Class Action Case Update – August 10, 2022

Class Action Case Update | Audet & Partners, LLP

Meta accused of knowingly employing exploitative and damaging business tactics so as to lure young users

A total of 8 suits have been filed against Meta Platforms Inc. (previously Facebook) all over US, accusing Meta of actively employing exploitative tactics to lure youngsters into using its platforms and products (e.g., Facebook, Instagram, etc.). They allege that Meta knowingly designed its algorithms and products to be addictive and manipulative so as to increase user engagement despite knowing the potential harm caused by such tactics to its young users.

Critically, the suits blame excessive exposure to Meta’s products and platforms for several disorders including– mental, sleep and eating disorders alongside cases of suicide (both attempted and actual), among the young users.

These suits are in the aftermath of an ex-Facebook employee’s damning testimony in Congress alleging that Facebook was aware of the debilitating effects of its business practices on young users.

They allege that Meta not only misrepresented the safety and utility of its platforms but also failed to adequately warn users of its dangers. Meta has not officially responded to these allegations as of now but has re-iterated that they have put in place systems enabling parents to monitor and regulate their children’s activities on Meta’s platforms.

3M defective combat earplugs trial – Veterans seek to block 3M’s attempt to use subsidiary’s bankruptcy to block ongoing proceedings in the MDL

3M and its subsidiary Aearo are in the midst of a 2019 multidistrict litigation (“MDL”) involving thousands of military veterans alleging 3M’s Combat Arms earplugs (CAEv2) were defective and responsible for causing members hearing loss and tinnitus. 3M’s position is that the earplugs were made as per army specifications.

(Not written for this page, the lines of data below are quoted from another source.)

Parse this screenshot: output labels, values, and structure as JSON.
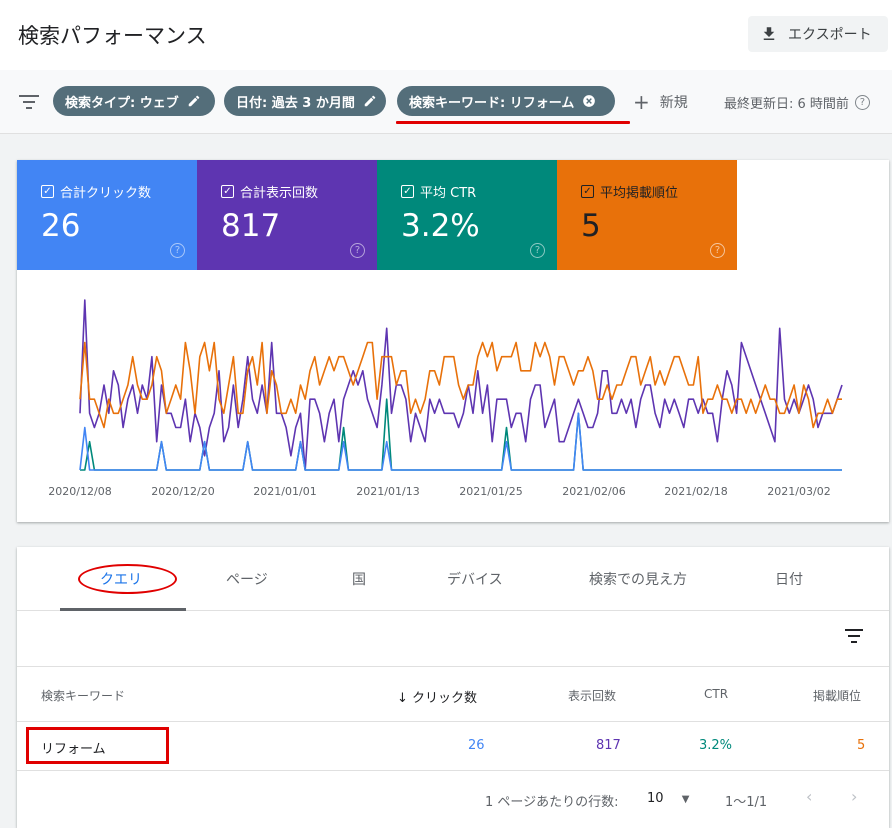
{
  "header": {
    "title": "検索パフォーマンス",
    "export_label": "エクスポート"
  },
  "filters": {
    "chips": [
      "検索タイプ: ウェブ",
      "日付: 過去 3 か月間",
      "検索キーワード: リフォーム"
    ],
    "new_label": "新規",
    "updated_label": "最終更新日: 6 時間前"
  },
  "metrics": [
    {
      "label": "合計クリック数",
      "value": "26",
      "color": "#4285f4"
    },
    {
      "label": "合計表示回数",
      "value": "817",
      "color": "#5e35b1"
    },
    {
      "label": "平均 CTR",
      "value": "3.2%",
      "color": "#00897b"
    },
    {
      "label": "平均掲載順位",
      "value": "5",
      "color": "#e8710a"
    }
  ],
  "chart_data": {
    "type": "line",
    "x_tick_labels": [
      "2020/12/08",
      "2020/12/20",
      "2021/01/01",
      "2021/01/13",
      "2021/01/25",
      "2021/02/06",
      "2021/02/18",
      "2021/03/02"
    ],
    "series": [
      {
        "name": "合計表示回数",
        "color": "#5e35b1",
        "values": [
          4,
          12,
          4,
          3,
          4,
          6,
          4,
          7,
          6,
          3,
          5,
          6,
          4,
          6,
          5,
          8,
          2,
          6,
          4,
          4,
          3,
          3,
          5,
          2,
          4,
          3,
          1,
          3,
          4,
          7,
          2,
          3,
          6,
          3,
          5,
          8,
          5,
          4,
          6,
          4,
          9,
          4,
          4,
          3,
          1,
          3,
          4,
          0,
          5,
          5,
          4,
          2,
          4,
          5,
          2,
          5,
          6,
          7,
          6,
          7,
          5,
          4,
          3,
          6,
          10,
          4,
          6,
          6,
          5,
          2,
          4,
          3,
          2,
          5,
          4,
          5,
          4,
          4,
          4,
          3,
          4,
          6,
          4,
          7,
          4,
          6,
          2,
          5,
          5,
          5,
          3,
          4,
          4,
          2,
          5,
          6,
          6,
          3,
          4,
          5,
          2,
          2,
          3,
          4,
          5,
          4,
          3,
          3,
          4,
          7,
          7,
          4,
          4,
          5,
          4,
          5,
          3,
          5,
          6,
          6,
          4,
          3,
          5,
          4,
          5,
          4,
          3,
          5,
          5,
          4,
          5,
          4,
          4,
          2,
          5,
          7,
          6,
          4,
          9,
          8,
          7,
          6,
          5,
          4,
          3,
          2,
          10,
          5,
          4,
          5,
          4,
          5,
          6,
          5,
          3,
          4,
          4,
          4,
          5,
          6
        ]
      },
      {
        "name": "平均掲載順位",
        "color": "#e8710a",
        "values": [
          5,
          9,
          5,
          5,
          4,
          3,
          5,
          4,
          4,
          5,
          6,
          8,
          6,
          5,
          5,
          6,
          8,
          7,
          4,
          5,
          6,
          5,
          9,
          7,
          4,
          8,
          9,
          7,
          9,
          5,
          4,
          6,
          8,
          4,
          4,
          7,
          8,
          6,
          9,
          4,
          7,
          6,
          4,
          4,
          5,
          4,
          6,
          5,
          7,
          8,
          6,
          7,
          8,
          7,
          8,
          8,
          7,
          6,
          7,
          8,
          9,
          9,
          5,
          8,
          8,
          8,
          6,
          7,
          7,
          4,
          5,
          4,
          5,
          7,
          7,
          6,
          8,
          8,
          8,
          6,
          5,
          6,
          6,
          8,
          9,
          8,
          9,
          7,
          8,
          8,
          8,
          9,
          7,
          7,
          7,
          9,
          8,
          9,
          8,
          6,
          8,
          8,
          7,
          6,
          7,
          7,
          8,
          7,
          5,
          5,
          6,
          5,
          6,
          6,
          7,
          8,
          8,
          6,
          7,
          8,
          6,
          7,
          6,
          7,
          8,
          8,
          7,
          6,
          6,
          8,
          4,
          5,
          5,
          6,
          5,
          5,
          4,
          5,
          5,
          4,
          5,
          4,
          5,
          6,
          5,
          5,
          4,
          4,
          5,
          6,
          4,
          6,
          5,
          3,
          4,
          4,
          5,
          4,
          5,
          5
        ]
      },
      {
        "name": "平均 CTR",
        "color": "#00897b",
        "values": [
          0,
          0,
          2,
          0,
          0,
          0,
          0,
          0,
          0,
          0,
          0,
          0,
          0,
          0,
          0,
          0,
          0,
          2,
          0,
          0,
          0,
          0,
          0,
          0,
          0,
          0,
          2,
          0,
          0,
          0,
          0,
          0,
          0,
          0,
          0,
          2,
          0,
          0,
          0,
          0,
          0,
          0,
          0,
          0,
          0,
          0,
          2,
          0,
          0,
          0,
          0,
          0,
          0,
          0,
          0,
          3,
          0,
          0,
          0,
          0,
          0,
          0,
          0,
          0,
          5,
          0,
          0,
          0,
          0,
          0,
          0,
          0,
          0,
          0,
          0,
          0,
          0,
          0,
          0,
          0,
          0,
          0,
          0,
          0,
          0,
          0,
          0,
          0,
          0,
          3,
          0,
          0,
          0,
          0,
          0,
          0,
          0,
          0,
          0,
          0,
          0,
          0,
          0,
          0,
          4,
          0,
          0,
          0,
          0,
          0,
          0,
          0,
          0,
          0,
          0,
          0,
          0,
          0,
          0,
          0,
          0,
          0,
          0,
          0,
          0,
          0,
          0,
          0,
          0,
          0,
          0,
          0,
          0,
          0,
          0,
          0,
          0,
          0,
          0,
          0,
          0,
          0,
          0,
          0,
          0,
          0,
          0,
          0,
          0,
          0,
          0,
          0,
          0,
          0,
          0,
          0,
          0,
          0,
          0,
          0
        ]
      },
      {
        "name": "合計クリック数",
        "color": "#4285f4",
        "values": [
          0,
          3,
          0,
          0,
          0,
          0,
          0,
          0,
          0,
          0,
          0,
          0,
          0,
          0,
          0,
          0,
          0,
          2,
          0,
          0,
          0,
          0,
          0,
          0,
          0,
          0,
          2,
          0,
          0,
          0,
          0,
          0,
          0,
          0,
          0,
          2,
          0,
          0,
          0,
          0,
          0,
          0,
          0,
          0,
          0,
          0,
          2,
          0,
          0,
          0,
          0,
          0,
          0,
          0,
          0,
          2,
          0,
          0,
          0,
          0,
          0,
          0,
          0,
          0,
          2,
          0,
          0,
          0,
          0,
          0,
          0,
          0,
          0,
          0,
          0,
          0,
          0,
          0,
          0,
          0,
          0,
          0,
          0,
          0,
          0,
          0,
          0,
          0,
          0,
          2,
          0,
          0,
          0,
          0,
          0,
          0,
          0,
          0,
          0,
          0,
          0,
          0,
          0,
          0,
          4,
          0,
          0,
          0,
          0,
          0,
          0,
          0,
          0,
          0,
          0,
          0,
          0,
          0,
          0,
          0,
          0,
          0,
          0,
          0,
          0,
          0,
          0,
          0,
          0,
          0,
          0,
          0,
          0,
          0,
          0,
          0,
          0,
          0,
          0,
          0,
          0,
          0,
          0,
          0,
          0,
          0,
          0,
          0,
          0,
          0,
          0,
          0,
          0,
          0,
          0,
          0,
          0,
          0,
          0,
          0
        ]
      }
    ],
    "grid": false,
    "legend": "none"
  },
  "tabs": [
    "クエリ",
    "ページ",
    "国",
    "デバイス",
    "検索での見え方",
    "日付"
  ],
  "table": {
    "columns": [
      "検索キーワード",
      "クリック数",
      "表示回数",
      "CTR",
      "掲載順位"
    ],
    "rows": [
      {
        "keyword": "リフォーム",
        "clicks": "26",
        "impressions": "817",
        "ctr": "3.2%",
        "position": "5"
      }
    ],
    "colors": {
      "clicks": "#4285f4",
      "impressions": "#5e35b1",
      "ctr": "#00897b",
      "position": "#e8710a"
    }
  },
  "pagination": {
    "rows_label": "1 ページあたりの行数:",
    "rows_value": "10",
    "range": "1〜1/1"
  }
}
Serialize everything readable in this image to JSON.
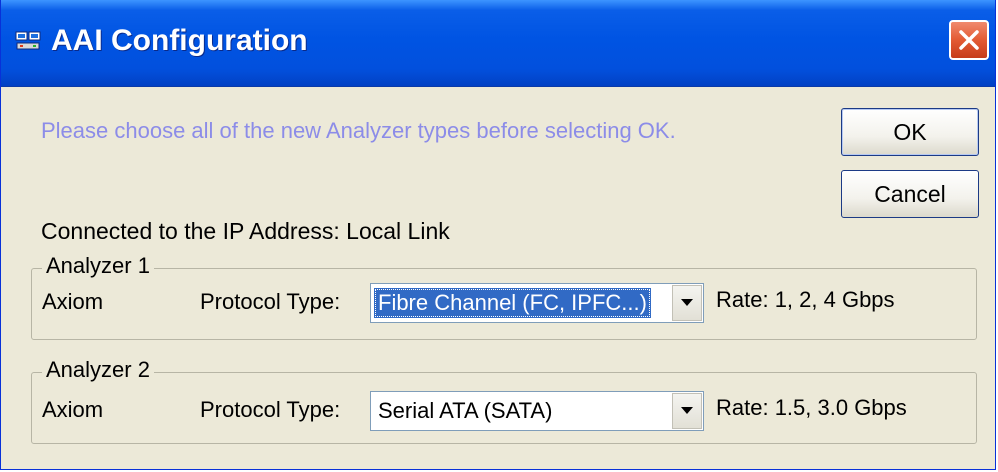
{
  "window": {
    "title": "AAI Configuration",
    "icon": "analyzer-app-icon",
    "close_icon": "close-icon"
  },
  "instructions": "Please choose all of the new Analyzer types before selecting OK.",
  "buttons": {
    "ok_label": "OK",
    "cancel_label": "Cancel"
  },
  "connection": {
    "text": "Connected to the IP Address: Local Link"
  },
  "analyzers": [
    {
      "legend": "Analyzer 1",
      "model": "Axiom",
      "protocol_label": "Protocol Type:",
      "protocol_value": "Fibre Channel (FC, IPFC...)",
      "rate": "Rate: 1, 2, 4 Gbps"
    },
    {
      "legend": "Analyzer 2",
      "model": "Axiom",
      "protocol_label": "Protocol Type:",
      "protocol_value": "Serial ATA (SATA)",
      "rate": "Rate: 1.5, 3.0 Gbps"
    }
  ],
  "colors": {
    "title_bar": "#0054e3",
    "instruction_text": "#8c8ce8",
    "selection": "#316ac5",
    "dialog_bg": "#ece9d8"
  }
}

In July 2022, Aearo filed for bankruptcy (which automatically stays the suits against it) arguing that the bankruptcy proceedings would be better positioned to deal with the multiplicity of claims in the MDL. On the other hand, the veterans approached the court seeking to prevent any effort made by 3M to use Aearo’s bankruptcy proceedings to block claims in the ongoing MDL. 3M has countered this by stating that the bankruptcy court should decide the scope of the automatic stay and urged that given the relation between 3M and Aearo, a stay on all proceedings in the MDL would be required.

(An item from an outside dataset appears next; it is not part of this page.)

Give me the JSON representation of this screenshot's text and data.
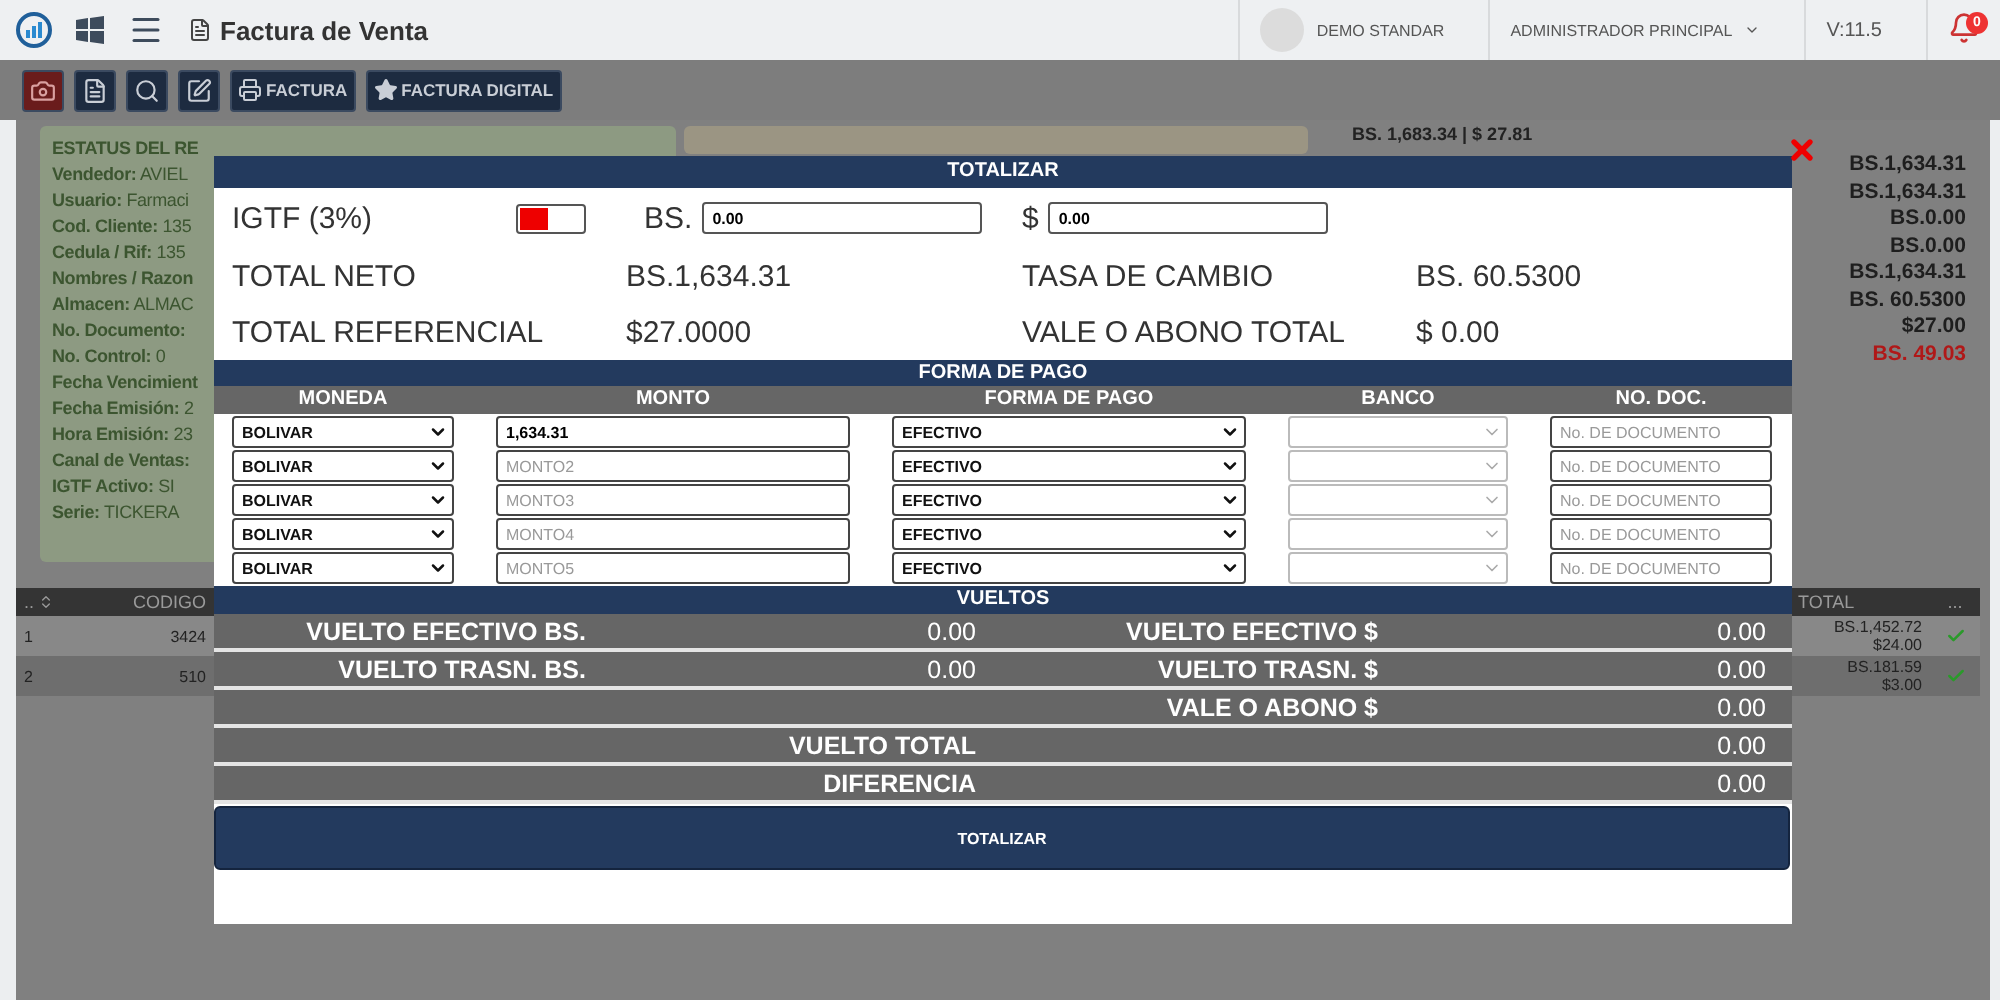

The Florida Federal court is expected to adjudicate upon the applicability of the automatic stay to 3M, on August 18, 2022.

Equifax in legal trouble after several users allege generation of incorrect credit scores

A proposed class action suit filed in Atlanta Federal Court, has alleged that Equifax knowingly allowed a coding glitch in its systems which generated inaccurate credit scores for several users. The glitch supposedly emanated from a coding issue within a program which was to be replaced.

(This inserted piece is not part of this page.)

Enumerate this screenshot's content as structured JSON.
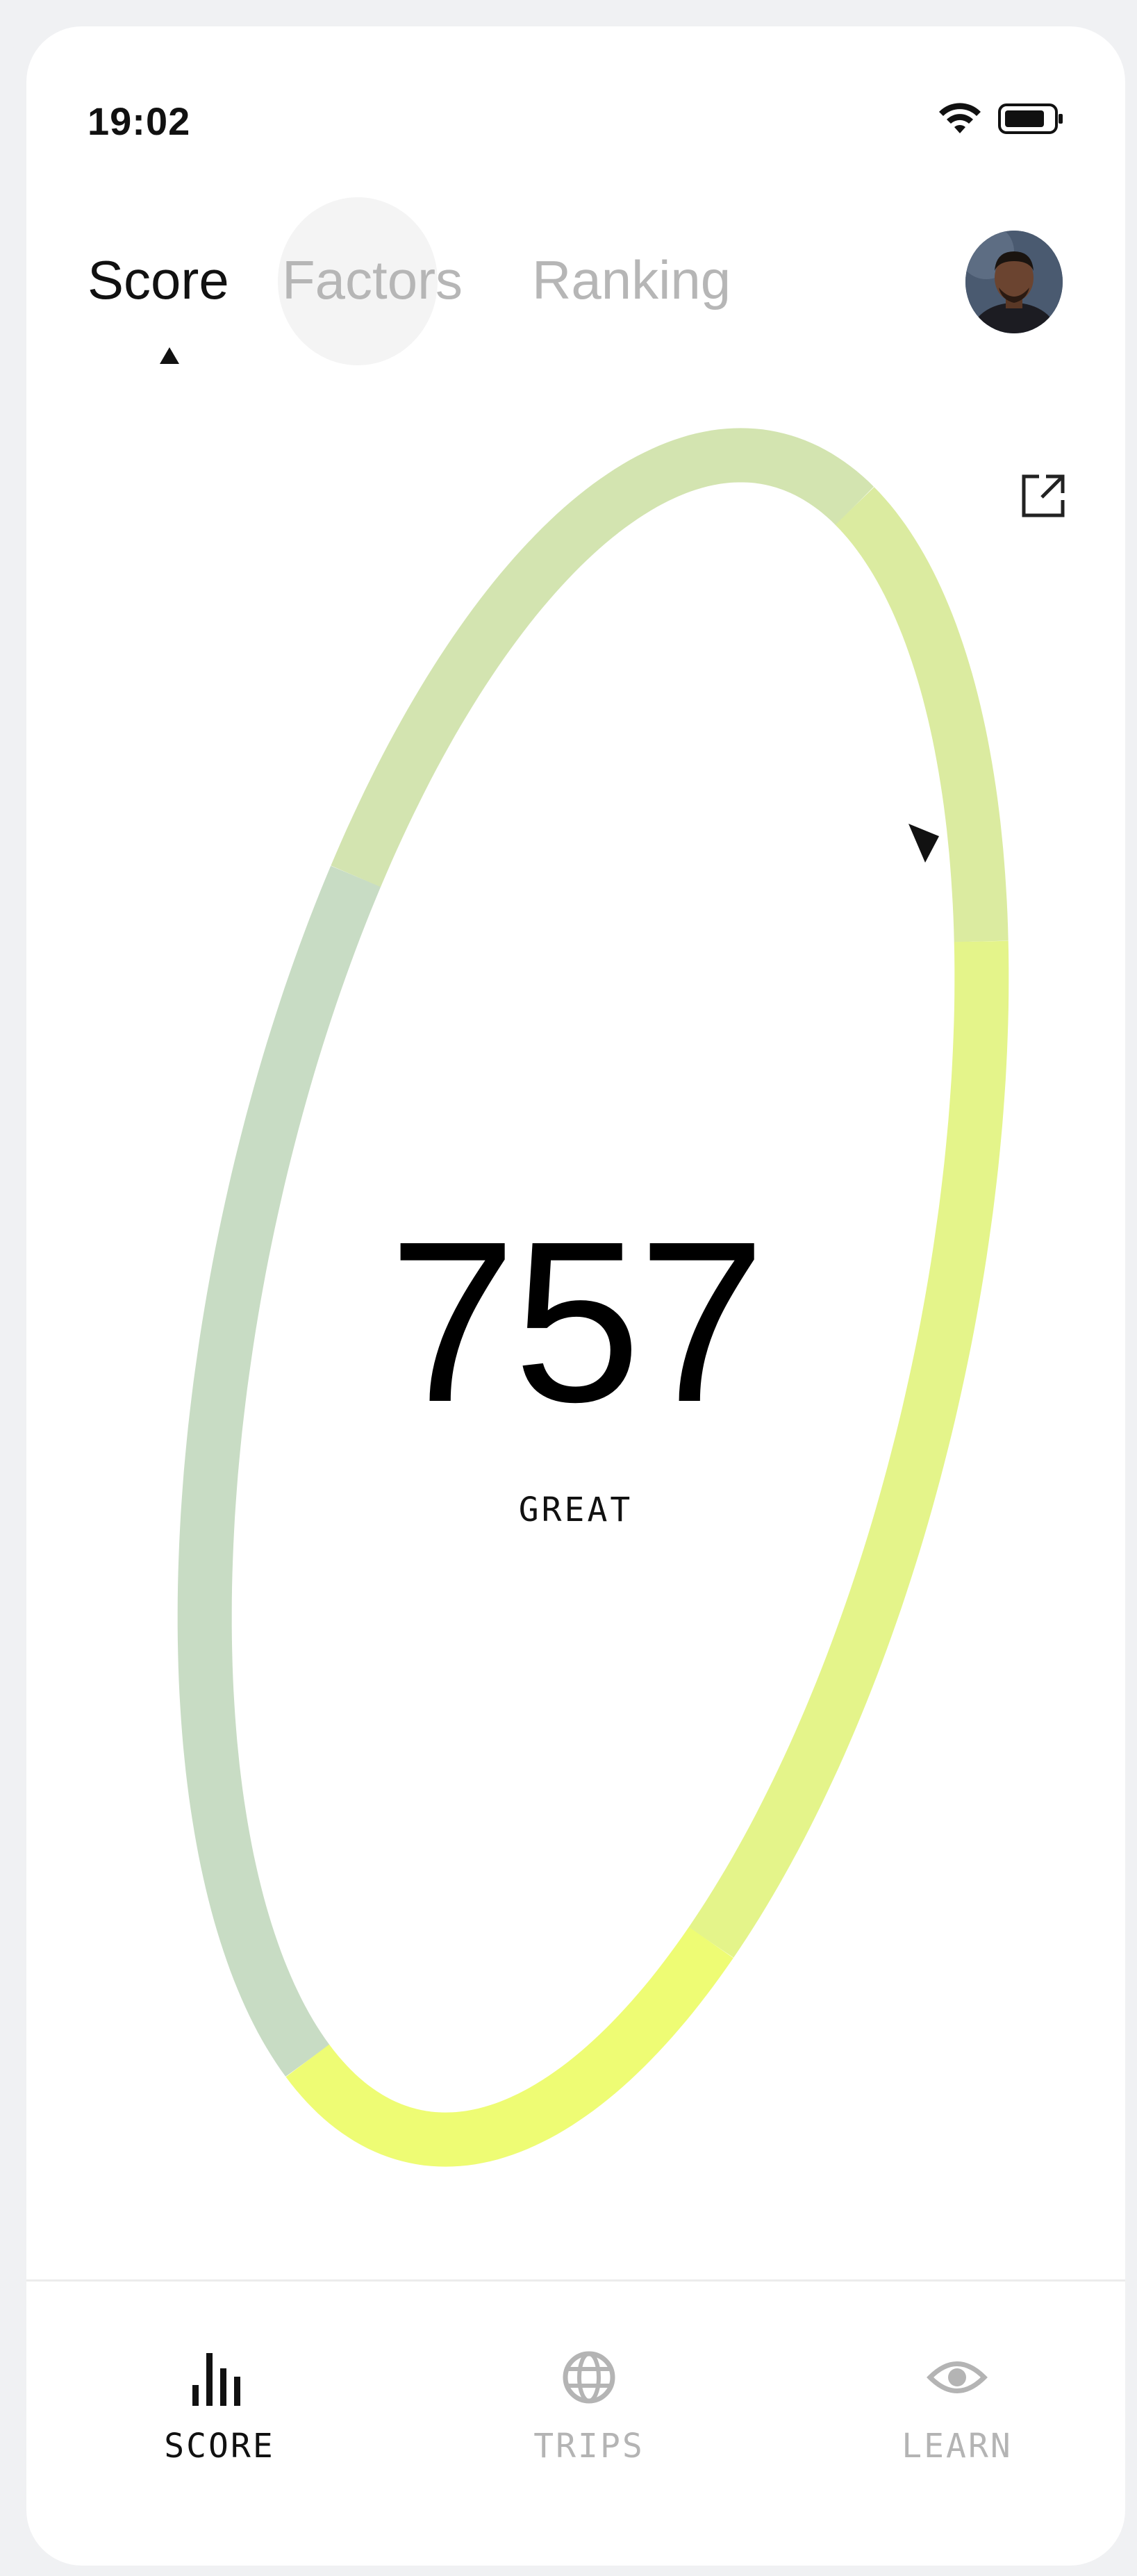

The misleading credit scores are alleged to have adversely impacted the credit terms of creditors during a 3-week period in early 2022. Equifax has also been accused of violating provisions of the Fair Credit Reporting Act.

Nydia Jenkins, who had to shell out extra interest for an auto loan because of the said glitch, is seeking to represent the class action suit.

Equifax while acknowledging that there was a coding issue has stated that only a minor portion of users were affected by it and there was no change in majority of the scores. Furthermore, Equifax stated that a mere change in score did not mean that the user’s credit decisions were adversely impacted.